There are moments in business when change feels manageable. Something to diarise. Something to implement. Something to tick off the list.

And then there are moments like this.

Across South Africa, change is not arriving one piece at a time. It is landing all at once. The end of legacy qualifications. The full shift to QCTO alignment. Draft amendments to the B-BBEE Codes. New Employment Equity targets. A stronger focus on disability representation. Increased expectations around women in leadership and ownership.

Individually, each of these changes may be justifiable.

Collectively, they feel like pressure building.

For many executives and boards, there is a quiet but very real sense of standing next to something ticking. Not a crisis. Not chaos. But a growing weight of compliance requirements that seem to intensify rather than settle.

As a business executive myself, I find I am asking questions I did not ask five years ago.

Am I still spending most of my energy building the business, or am I increasingly managing compliance frameworks?

Are we being given enough stability to plan properly, or are we constantly adjusting to the next announcement?

And beneath it all sits a shared thought many leaders will recognise, even if we do not always say it aloud. What more is coming? Is another committee or another draft code going to solve the structural issues we are all trying to navigate?

These are not cynical questions. They are practical ones. Because while policy evolves, business still has to function. Cash flow still matters. Clients still expect delivery. Teams still need direction.

It is in this broader climate that the June 2026 transition from legacy qualifications to the QCTO system must be understood.

It sounds administrative. It is not.

For many years, employers have built their skills strategies around SETA aligned legacy qualifications. Learnerships, unit standards, sector trades. These programmes shaped training pipelines, grant funding and internal development pathways.

That framework is now closing.

From June 2026, legacy qualifications fall away and the system moves fully to QCTO aligned occupational qualifications. The intention is clear. Training must connect directly to workplace competence and defined occupations.

But this shift reaches far beyond certificates.

It affects how we design learnerships. How we compile Workplace Skills Plans and Annual Training Reports. How we access SETA grants. How workplaces are approved. How assessments are conducted. How we build career pathways internally.

Many organisations still have core programmes that have not yet migrated. In some sectors, alternatives are limited. In others, the available qualifications are highly specialised.

On paper, occupational qualifications are logical. They aim to produce competence that is measurable and job specific.

In reality, the landscape is more complex.

There are no broad, generic QCTO qualifications that allow for wide cross industry development. In sectors such as mining and manufacturing, qualifications are tightly linked to specific roles. That precision has value, but it limits flexibility.

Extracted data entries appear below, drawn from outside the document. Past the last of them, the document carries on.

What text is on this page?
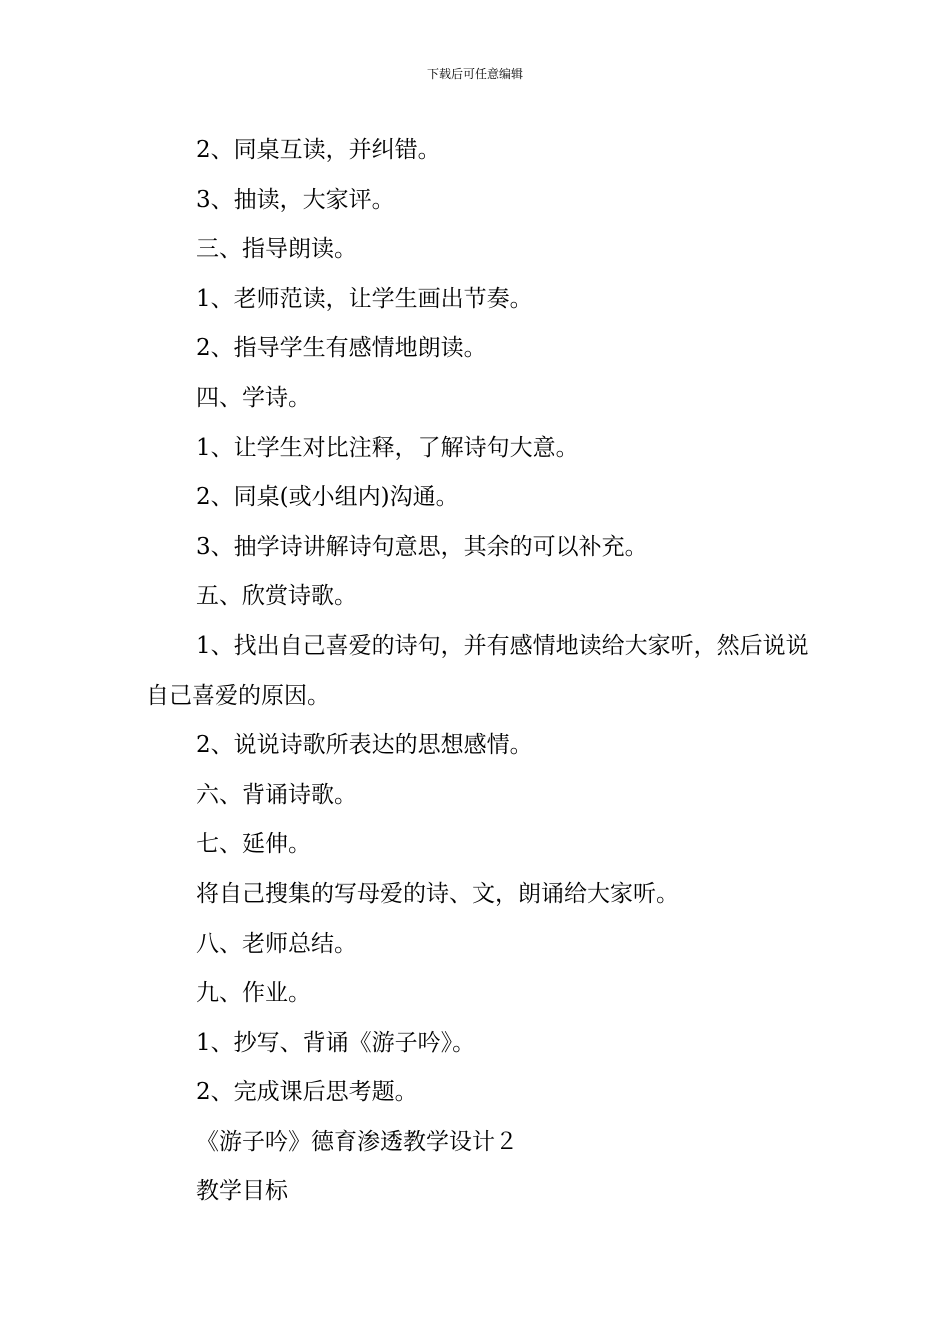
下载后可任意编辑

2、同桌互读，并纠错。

3、抽读，大家评。

三、指导朗读。

1、老师范读，让学生画出节奏。

2、指导学生有感情地朗读。

四、学诗。

1、让学生对比注释，了解诗句大意。

2、同桌(或小组内)沟通。

3、抽学诗讲解诗句意思，其余的可以补充。

五、欣赏诗歌。

1、找出自己喜爱的诗句，并有感情地读给大家听，然后说说自己喜爱的原因。

2、说说诗歌所表达的思想感情。

六、背诵诗歌。

七、延伸。

将自己搜集的写母爱的诗、文，朗诵给大家听。

八、老师总结。

九、作业。

1、抄写、背诵《游子吟》。

2、完成课后思考题。

《游子吟》德育渗透教学设计２

教学目标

At the same time, we are already one year into our five year Employment Equity plans. Targets are active. Reporting is underway. The three percent disability benchmark sits alongside stronger expectations for advancing women into meaningful economic participation and leadership.

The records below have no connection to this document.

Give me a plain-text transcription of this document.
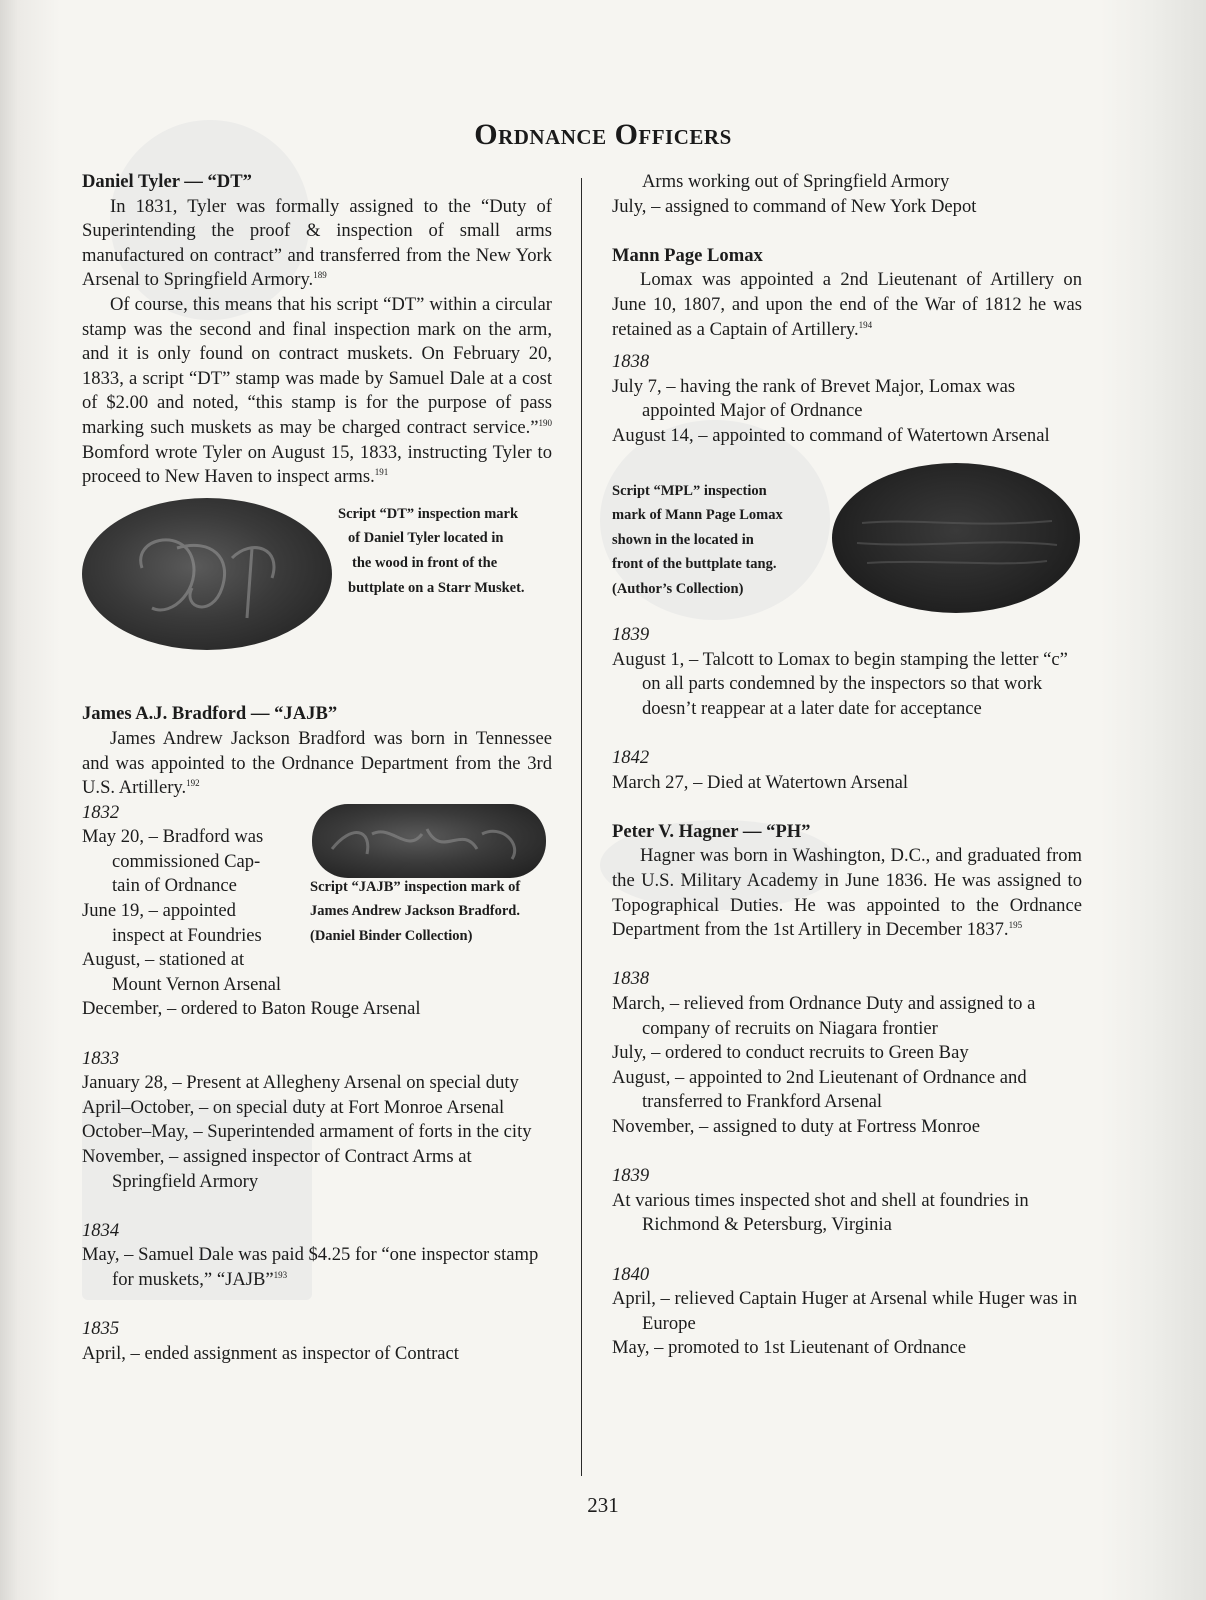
Ordnance Officers
Daniel Tyler — “DT”

In 1831, Tyler was formally assigned to the “Duty of Superintending the proof & inspection of small arms manufactured on contract” and transferred from the New York Arsenal to Springfield Armory.$^{189}$

Of course, this means that his script “DT” within a circular stamp was the second and final inspection mark on the arm, and it is only found on contract muskets. On February 20, 1833, a script “DT” stamp was made by Samuel Dale at a cost of $2.00 and noted, “this stamp is for the purpose of pass marking such muskets as may be charged contract service.”$^{190}$ Bomford wrote Tyler on August 15, 1833, instructing Tyler to proceed to New Haven to inspect arms.$^{191}$

Script “DT” inspection mark
of Daniel Tyler located in
the wood in front of the
buttplate on a Starr Musket.
James A.J. Bradford — “JAJB”

James Andrew Jackson Bradford was born in Tennessee and was appointed to the Ordnance Department from the 3rd U.S. Artillery.$^{192}$

Script “JAJB” inspection mark of
James Andrew Jackson Bradford.
(Daniel Binder Collection)

1832

May 20, – Bradford was
commissioned Cap-
tain of Ordnance

June 19, – appointed
inspect at Foundries

August, – stationed at
Mount Vernon Arsenal

December, – ordered to Baton Rouge Arsenal

1833

January 28, – Present at Allegheny Arsenal on special duty

April–October, – on special duty at Fort Monroe Arsenal

October–May, – Superintended armament of forts in the city

November, – assigned inspector of Contract Arms at Springfield Armory

1834

May, – Samuel Dale was paid $4.25 for “one inspector stamp for muskets,” “JAJB”$^{193}$

1835

April, – ended assignment as inspector of Contract

Arms working out of Springfield Armory

July, – assigned to command of New York Depot

Mann Page Lomax

Lomax was appointed a 2nd Lieutenant of Artillery on June 10, 1807, and upon the end of the War of 1812 he was retained as a Captain of Artillery.$^{194}$

1838

July 7, – having the rank of Brevet Major, Lomax was appointed Major of Ordnance

August 14, – appointed to command of Watertown Arsenal

Script “MPL” inspection
mark of Mann Page Lomax
shown in the located in
front of the buttplate tang.
(Author’s Collection)

1839

August 1, – Talcott to Lomax to begin stamping the letter “c” on all parts condemned by the inspectors so that work doesn’t reappear at a later date for acceptance

1842

March 27, – Died at Watertown Arsenal

Peter V. Hagner — “PH”

Hagner was born in Washington, D.C., and graduated from the U.S. Military Academy in June 1836. He was assigned to Topographical Duties. He was appointed to the Ordnance Department from the 1st Artillery in December 1837.$^{195}$

1838

March, – relieved from Ordnance Duty and assigned to a company of recruits on Niagara frontier

July, – ordered to conduct recruits to Green Bay

August, – appointed to 2nd Lieutenant of Ordnance and transferred to Frankford Arsenal

November, – assigned to duty at Fortress Monroe

1839

At various times inspected shot and shell at foundries in Richmond & Petersburg, Virginia

1840

April, – relieved Captain Huger at Arsenal while Huger was in Europe

May, – promoted to 1st Lieutenant of Ordnance

231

Transformation is necessary. That is not the debate.

The real question is how we prepare for it properly.

In technical industries, the current pipeline of women in certain specialised roles remains limited. That does not invalidate the objective. It simply means that training and qualification pathways must be strengthened deliberately and urgently.

And this is where the pressure intensifies for leadership.

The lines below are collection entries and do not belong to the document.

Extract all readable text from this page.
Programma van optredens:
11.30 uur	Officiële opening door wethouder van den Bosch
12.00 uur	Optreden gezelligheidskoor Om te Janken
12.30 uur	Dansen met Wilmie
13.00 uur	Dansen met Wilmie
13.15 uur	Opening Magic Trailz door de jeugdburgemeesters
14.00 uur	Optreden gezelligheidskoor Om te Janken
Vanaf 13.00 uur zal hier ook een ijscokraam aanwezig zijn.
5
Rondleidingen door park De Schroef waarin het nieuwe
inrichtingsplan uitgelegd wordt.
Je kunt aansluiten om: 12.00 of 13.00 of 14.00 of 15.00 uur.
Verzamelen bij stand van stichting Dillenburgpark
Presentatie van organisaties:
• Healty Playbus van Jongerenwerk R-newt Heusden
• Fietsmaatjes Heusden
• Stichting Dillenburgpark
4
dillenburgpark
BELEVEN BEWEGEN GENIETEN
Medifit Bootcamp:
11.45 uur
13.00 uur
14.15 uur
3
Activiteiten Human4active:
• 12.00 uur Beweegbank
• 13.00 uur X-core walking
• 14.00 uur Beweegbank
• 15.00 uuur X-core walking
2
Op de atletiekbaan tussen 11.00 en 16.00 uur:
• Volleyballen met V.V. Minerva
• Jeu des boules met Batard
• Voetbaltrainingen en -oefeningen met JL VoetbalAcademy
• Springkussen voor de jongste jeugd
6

We are expected to meet evolving skills frameworks, advance equity outcomes and maintain commercial sustainability at the same time. To do that well, we must understand not only what the legislation requires, but what qualifications actually exist, what is still being developed and where the gaps remain.

There is a clear difference between being compliant and being strategically compliant.

Compliance meets the requirement.

Strategic compliance builds the organisation while meeting it.

If the QCTO transition is treated as a narrow technical adjustment, we risk missing the bigger opportunity to rethink how capability is built. Skills development, Employment Equity and succession planning are not separate conversations. They directly affect one another.

So what does practical leadership look like now?

It starts with clarity and honesty.

Audit your current training pipeline. Identify which programmes remain legacy aligned and which are fully QCTO aligned. Assess what qualifications are available in your sector and where there are genuine gaps. Understand the difference between what you would like to implement and what is actually accessible.

Bring your skills planning, Employment Equity commitments and succession strategy into one integrated discussion. Avoid treating them as isolated compliance exercises.

Build realistic timelines. Five years moves quickly in workforce planning terms, and we are already one year into the current cycle. Delay today becomes pressure tomorrow.

Most importantly, resist the temptation to operate in reaction mode. Design deliberately.

The QCTO transition is not an isolated reform. It forms part of a broader shift in how transformation is structured and measured.

And just as many organisations begin adjusting to this new skills framework, proposed amendments to the B-BBEE Codes suggest that the transformation scorecard itself may be evolving again.

If the skills system is being reset while the measurement system is also shifting, then leadership cannot afford to treat these as separate events.

That is the conversation we need to have next.

Because if compliance feels like it is accelerating, strategy must become clearer, not smaller.

And the real challenge for executives now is not whether we can keep up.

It is whether we can lead through it.